I guess the real difference between theirs and Tyler's dish is that the Neelys serve the dumplings as basically a garnish to chicken soup. The dumplings take the place of noodles. Tyler's base is thickened and stew-like and the dish becomes much more entrée-like. Plus, the fried pickles are weird. Really weird. As a tiny addition..that's fine, to a rich meat dish, perhaps. But on their own and served with Chicken and Dumplings? I'm not convinced.
No sign of Aunt Faye anywhere. Maybe she saw their recipe and thought better of coming. Actually, this recipe is okay. There are just some odd things in it. Why bother to cut up the chicken first? The cooking time should be longer anyway and why use stock instead of good old plain water?

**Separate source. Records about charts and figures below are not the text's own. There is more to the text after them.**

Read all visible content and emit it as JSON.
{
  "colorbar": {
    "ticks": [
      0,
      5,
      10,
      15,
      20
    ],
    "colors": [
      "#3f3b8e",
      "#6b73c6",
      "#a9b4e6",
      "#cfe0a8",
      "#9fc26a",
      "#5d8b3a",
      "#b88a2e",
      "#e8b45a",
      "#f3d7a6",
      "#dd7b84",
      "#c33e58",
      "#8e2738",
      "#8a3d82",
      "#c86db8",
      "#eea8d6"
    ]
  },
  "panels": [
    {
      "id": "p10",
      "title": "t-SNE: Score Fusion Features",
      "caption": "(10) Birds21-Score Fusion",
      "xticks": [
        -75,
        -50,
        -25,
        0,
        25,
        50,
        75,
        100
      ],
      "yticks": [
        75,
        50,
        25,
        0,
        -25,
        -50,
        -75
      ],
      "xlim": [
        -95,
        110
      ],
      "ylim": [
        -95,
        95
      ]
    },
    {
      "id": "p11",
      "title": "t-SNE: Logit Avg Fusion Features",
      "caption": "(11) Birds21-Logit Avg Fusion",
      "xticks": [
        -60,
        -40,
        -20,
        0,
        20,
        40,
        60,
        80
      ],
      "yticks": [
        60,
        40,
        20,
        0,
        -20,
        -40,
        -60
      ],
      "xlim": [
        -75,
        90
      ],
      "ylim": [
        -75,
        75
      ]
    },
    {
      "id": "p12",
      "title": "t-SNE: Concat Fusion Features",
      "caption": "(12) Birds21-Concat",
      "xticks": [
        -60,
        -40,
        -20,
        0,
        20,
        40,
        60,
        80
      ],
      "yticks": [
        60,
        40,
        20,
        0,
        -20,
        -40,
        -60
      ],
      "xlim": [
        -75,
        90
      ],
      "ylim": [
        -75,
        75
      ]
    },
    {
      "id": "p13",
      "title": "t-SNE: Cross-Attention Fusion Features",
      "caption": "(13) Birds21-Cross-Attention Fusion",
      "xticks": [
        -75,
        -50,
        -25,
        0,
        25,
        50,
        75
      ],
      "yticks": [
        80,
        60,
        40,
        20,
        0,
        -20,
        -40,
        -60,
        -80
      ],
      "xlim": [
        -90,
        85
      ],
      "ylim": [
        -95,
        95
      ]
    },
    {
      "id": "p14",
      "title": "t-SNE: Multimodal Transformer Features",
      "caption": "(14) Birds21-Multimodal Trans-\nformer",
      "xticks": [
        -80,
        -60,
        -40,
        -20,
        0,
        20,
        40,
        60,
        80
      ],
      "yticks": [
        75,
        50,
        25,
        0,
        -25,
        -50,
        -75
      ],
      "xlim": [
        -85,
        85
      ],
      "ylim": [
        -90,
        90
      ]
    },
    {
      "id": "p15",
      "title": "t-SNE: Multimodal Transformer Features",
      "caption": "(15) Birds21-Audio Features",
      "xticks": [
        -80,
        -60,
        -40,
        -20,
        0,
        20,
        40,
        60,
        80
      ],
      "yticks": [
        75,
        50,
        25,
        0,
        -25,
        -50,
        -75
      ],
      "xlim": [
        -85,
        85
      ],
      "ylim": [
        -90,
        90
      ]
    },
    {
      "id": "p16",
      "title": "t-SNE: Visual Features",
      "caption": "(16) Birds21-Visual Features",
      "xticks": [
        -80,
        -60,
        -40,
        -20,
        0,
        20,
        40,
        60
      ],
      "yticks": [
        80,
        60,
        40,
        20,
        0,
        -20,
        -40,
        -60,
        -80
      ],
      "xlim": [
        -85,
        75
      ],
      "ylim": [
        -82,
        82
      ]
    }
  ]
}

The other big difference in the two dumplings recipes is that Tyler uses eggs, the Neelys don't. I admit I am a bit confused about the place of eggs in dumplings. It seems intuitive to me that an egg would help bind everything together and make them lighter and fluffier, but plenty of recipes don’t include an egg in the dumpling batter.
Joy of Cooking's dumpling recipe has eggs, so does James Beard’s in his American Cooking, so I guess mine will too.
Note: I found 2 great pieces of advice from Joy of Cooking and James, unfortunately, only AFTER I had made mine:
From J of C – To get the dumpling batter off the spoon easily, dip your spoon first in the stock or stew and then in the dumpling mixture. Do this with each dumpling and your spoon won’t get all gunked up.
From JB – separate the eggs for a lighter dumpling. Beat the yolks into whatever liquid you’re using and mix the batter as usual. Then fold in the beaten whites. Cook as usual.
Just for fun I took a look at the FN website to see what other versions of Chicken and Dumplings they had.
This one was a blast, unless you think of it as a REAL recipe. I guess I should have known that Aunt Sandy's version would feature a store-bought cooked chicken, PRE-CUT carrot and celery sticks, a roll of buttermilk biscuit dough AND a can of gravy.
Seriously, really and truly...no joke, her show should be banned by the food police. Even scarier are the mostly very positive reviews that were given to this recipe.
Listen, it's a free country, but we don't legalize heroin, so why should we allow canned gravy and biscuit dough to be a substitute for dinner?!!
AND if you look at Sandra Lee, YOU KNOW she's not eating her own food...well, the cocktails, maybe, but not the food. Even the Neelys look like health food aficionados next to her.